USDA has “sufficient opportunities” to respond to PFAS crisis on farmland, report finds
Federal regulators have a range of solutions available to tackle the widespread contamination of farmland with toxic chemicals, according to a new report by US academics.
The report, published Feb. 13 by the National Academies of Science, Engineering and Medicine and sponsored by the US Department of Agriculture (USDA), offers a framework for the agency to address the contamination of US farmland with toxic per- and polyfluoroalkyl substances (PFAS), a class of humanmade chemicals that accumulate in the environment and the bodies of humans and animals.
PFAS end up on agricultural lands when farmers apply tainted sewage sludge as a fertilizer, contaminating crops and soil with chemicals linked to certain cancers and other health harms.
Nearly 70 million acres of US farmland are potentially impacted, according to the Environmental Working Group. PFAS can also spread to farmland through pesticides laced with them – on average, 2.5 million tons of PFAS-containing pesticides are sprayed on crops in California alone.
“Even though many knowledge gaps about PFAS exist, there are sufficient opportunities … for the FPAC [Farm Production and Conservation] agencies to create a framework for responding to the impacts of PFAS contamination on agricultural land,” the authors wrote.
The USDA can use predictive models to identify farmland at risk of PFAS contamination, test for PFAS at specific sites if farmers choose to, and develop PFAS screening levels for different types of agriculture facilities, soil types and climates, according to the report.
It also calls for the agency to study how PFAS chemicals behave in diverse soils in different climates, develop better mechanisms to trap or sequester PFAS, and research ways to minimize the uptake of PFAS in plants and animals.
Learning more about how different plants absorb the chemicals could inform efforts to use certain plants to soak them up from the soil, the authors note.
“The report correctly finds that, in addition to testing data to determine the extent of PFAS contamination on our farms, much more research is needed into crop alternatives that do not uptake and transport PFAS so that contaminated fields can be safely and productively used without furthering toxic exposures to consumers,” said Emily Carey Perez de Alejo, executive director of Defend Our Health, a nonprofit based in Maine, which has led efforts to solve the PFAS and farmland crisis.
Efforts to assess the full extent of PFAS contamination on farmland and in the food system should look at PFAS as a class of thousands of chemicals instead of focusing on a handful of specific chemicals, she said.
On Feb. 13, the day the National Academies report was published, the House Agriculture Committee released its draft 2026 Farm Bill, which includes language that would permit research grants on the agricultural impacts of PFAS in land exposed to firefighting foams, sewage sludge or compost containing the chemicals.
The draft calls for research on filtering out PFAS from sewage sludge intended for farmland, analyzing the uptake of PFAS by various crops or livestock, and remediating contaminated soil and water, among other research areas.
But US Rep. Chellie Pingree from Maine said the draft bill reflected a “willful neglect of the PFAS crisis.”

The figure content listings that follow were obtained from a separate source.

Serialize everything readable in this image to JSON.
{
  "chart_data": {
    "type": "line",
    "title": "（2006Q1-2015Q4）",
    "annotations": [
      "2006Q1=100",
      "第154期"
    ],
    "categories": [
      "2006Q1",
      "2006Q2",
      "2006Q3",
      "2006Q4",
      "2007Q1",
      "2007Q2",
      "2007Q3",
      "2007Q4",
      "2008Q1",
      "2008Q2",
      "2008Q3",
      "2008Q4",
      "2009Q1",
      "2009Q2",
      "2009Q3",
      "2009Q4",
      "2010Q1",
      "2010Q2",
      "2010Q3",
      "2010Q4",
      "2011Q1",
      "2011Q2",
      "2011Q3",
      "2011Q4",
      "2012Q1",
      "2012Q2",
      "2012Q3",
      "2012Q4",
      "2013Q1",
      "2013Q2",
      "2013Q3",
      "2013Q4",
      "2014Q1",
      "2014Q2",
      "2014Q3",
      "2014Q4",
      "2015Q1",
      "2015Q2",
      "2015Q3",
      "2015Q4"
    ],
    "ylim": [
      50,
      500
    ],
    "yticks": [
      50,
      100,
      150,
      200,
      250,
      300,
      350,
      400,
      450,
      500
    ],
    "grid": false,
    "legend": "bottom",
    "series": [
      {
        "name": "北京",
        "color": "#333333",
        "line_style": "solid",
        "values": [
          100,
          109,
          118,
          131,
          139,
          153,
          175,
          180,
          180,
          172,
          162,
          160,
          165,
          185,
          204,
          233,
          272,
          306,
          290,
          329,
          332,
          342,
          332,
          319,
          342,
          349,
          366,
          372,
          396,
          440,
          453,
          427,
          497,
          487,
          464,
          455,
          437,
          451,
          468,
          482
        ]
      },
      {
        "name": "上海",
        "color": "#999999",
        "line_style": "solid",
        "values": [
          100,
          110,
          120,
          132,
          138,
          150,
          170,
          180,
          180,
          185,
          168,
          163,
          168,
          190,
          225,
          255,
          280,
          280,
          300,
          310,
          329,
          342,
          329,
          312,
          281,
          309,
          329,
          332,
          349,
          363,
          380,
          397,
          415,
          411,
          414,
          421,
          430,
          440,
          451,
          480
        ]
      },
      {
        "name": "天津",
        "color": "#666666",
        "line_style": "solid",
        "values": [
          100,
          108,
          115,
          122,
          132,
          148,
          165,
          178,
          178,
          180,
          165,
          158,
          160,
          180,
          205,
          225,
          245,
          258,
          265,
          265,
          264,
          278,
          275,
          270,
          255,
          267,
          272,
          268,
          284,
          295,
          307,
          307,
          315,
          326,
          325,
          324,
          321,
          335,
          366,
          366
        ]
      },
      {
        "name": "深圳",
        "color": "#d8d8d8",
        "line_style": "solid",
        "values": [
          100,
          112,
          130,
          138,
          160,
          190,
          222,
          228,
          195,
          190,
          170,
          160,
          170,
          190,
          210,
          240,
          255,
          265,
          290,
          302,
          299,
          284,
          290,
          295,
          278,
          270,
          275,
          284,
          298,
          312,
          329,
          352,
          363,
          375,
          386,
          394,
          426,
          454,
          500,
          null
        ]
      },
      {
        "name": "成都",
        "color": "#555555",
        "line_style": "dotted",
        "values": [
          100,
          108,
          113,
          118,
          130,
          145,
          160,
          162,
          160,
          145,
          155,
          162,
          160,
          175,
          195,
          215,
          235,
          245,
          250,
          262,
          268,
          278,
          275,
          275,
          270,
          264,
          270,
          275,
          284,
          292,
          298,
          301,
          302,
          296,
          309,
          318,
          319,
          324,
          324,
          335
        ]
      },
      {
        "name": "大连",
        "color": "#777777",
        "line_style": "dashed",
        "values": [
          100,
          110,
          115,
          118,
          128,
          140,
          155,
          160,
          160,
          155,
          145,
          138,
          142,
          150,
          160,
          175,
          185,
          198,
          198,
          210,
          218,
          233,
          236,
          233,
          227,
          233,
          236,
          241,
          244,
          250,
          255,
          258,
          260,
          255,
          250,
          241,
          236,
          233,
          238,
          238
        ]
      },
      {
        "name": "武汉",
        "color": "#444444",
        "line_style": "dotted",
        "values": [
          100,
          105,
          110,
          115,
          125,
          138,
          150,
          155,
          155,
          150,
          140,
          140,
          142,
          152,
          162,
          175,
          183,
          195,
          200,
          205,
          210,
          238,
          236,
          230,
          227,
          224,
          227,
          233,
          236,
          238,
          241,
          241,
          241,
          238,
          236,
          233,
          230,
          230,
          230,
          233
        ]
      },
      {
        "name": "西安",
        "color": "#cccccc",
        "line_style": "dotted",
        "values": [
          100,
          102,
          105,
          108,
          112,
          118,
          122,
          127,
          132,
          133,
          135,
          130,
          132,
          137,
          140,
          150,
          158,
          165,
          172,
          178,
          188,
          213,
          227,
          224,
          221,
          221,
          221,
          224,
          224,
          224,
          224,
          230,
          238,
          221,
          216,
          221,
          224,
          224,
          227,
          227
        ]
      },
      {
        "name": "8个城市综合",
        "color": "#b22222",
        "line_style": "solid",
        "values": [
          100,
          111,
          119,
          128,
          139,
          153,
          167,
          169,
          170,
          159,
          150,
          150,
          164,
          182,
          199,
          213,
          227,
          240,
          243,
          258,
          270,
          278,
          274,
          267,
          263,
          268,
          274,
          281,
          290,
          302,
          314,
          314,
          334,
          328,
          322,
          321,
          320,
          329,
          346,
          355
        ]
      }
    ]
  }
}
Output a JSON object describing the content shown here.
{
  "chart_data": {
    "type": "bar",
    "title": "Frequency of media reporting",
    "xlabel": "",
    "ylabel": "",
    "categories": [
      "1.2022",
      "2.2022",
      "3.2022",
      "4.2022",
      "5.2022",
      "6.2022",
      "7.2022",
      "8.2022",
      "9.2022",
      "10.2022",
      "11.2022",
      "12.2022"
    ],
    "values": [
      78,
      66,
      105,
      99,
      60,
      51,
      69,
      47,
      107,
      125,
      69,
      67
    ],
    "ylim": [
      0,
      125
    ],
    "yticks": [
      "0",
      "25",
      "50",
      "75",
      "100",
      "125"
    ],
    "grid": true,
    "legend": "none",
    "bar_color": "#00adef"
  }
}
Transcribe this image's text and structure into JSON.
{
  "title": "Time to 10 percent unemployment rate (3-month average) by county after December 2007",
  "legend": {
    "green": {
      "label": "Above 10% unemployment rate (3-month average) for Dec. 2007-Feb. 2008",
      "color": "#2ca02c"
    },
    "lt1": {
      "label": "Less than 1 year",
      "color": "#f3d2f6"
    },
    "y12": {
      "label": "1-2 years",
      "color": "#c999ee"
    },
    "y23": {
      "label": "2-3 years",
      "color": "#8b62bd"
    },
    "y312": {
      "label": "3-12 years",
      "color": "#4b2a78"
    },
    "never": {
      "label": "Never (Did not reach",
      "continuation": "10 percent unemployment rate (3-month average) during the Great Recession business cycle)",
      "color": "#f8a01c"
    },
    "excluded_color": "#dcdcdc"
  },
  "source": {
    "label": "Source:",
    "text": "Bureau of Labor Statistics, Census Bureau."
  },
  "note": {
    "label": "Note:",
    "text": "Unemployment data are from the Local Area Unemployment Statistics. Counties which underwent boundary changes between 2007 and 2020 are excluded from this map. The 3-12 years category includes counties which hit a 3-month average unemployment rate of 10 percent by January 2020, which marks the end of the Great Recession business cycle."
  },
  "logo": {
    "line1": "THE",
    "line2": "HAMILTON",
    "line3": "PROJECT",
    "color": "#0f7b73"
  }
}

“The bill acknowledges PFAS contamination on farmland — but then stops at research,” said Pingree. “While further research is a critical component to addressing PFAS contamination on farmland, we also need to support farmers who have already lost their livelihoods, their markets, and their land.”
Pingree is calling for a federal safety net to support farmers struggling with PFAS pollution that would work similarly to a fund Maine has already put in place, which supplements two years of lost income and helps farmers to sell their land to the state. As of mid-January, an estimated 111 farms in Maine were found to have been impacted by PFAS, according to state officials.
In early December, a bipartisan group of legislators, including Pingree, reintroduced the Relief for Farmers Hit with PFAS Act, which would create a federal program to authorize grants for states across the country to offer their farmers similar support. Pingree said she plans to offer an amendment to include the legislation in the farm bill.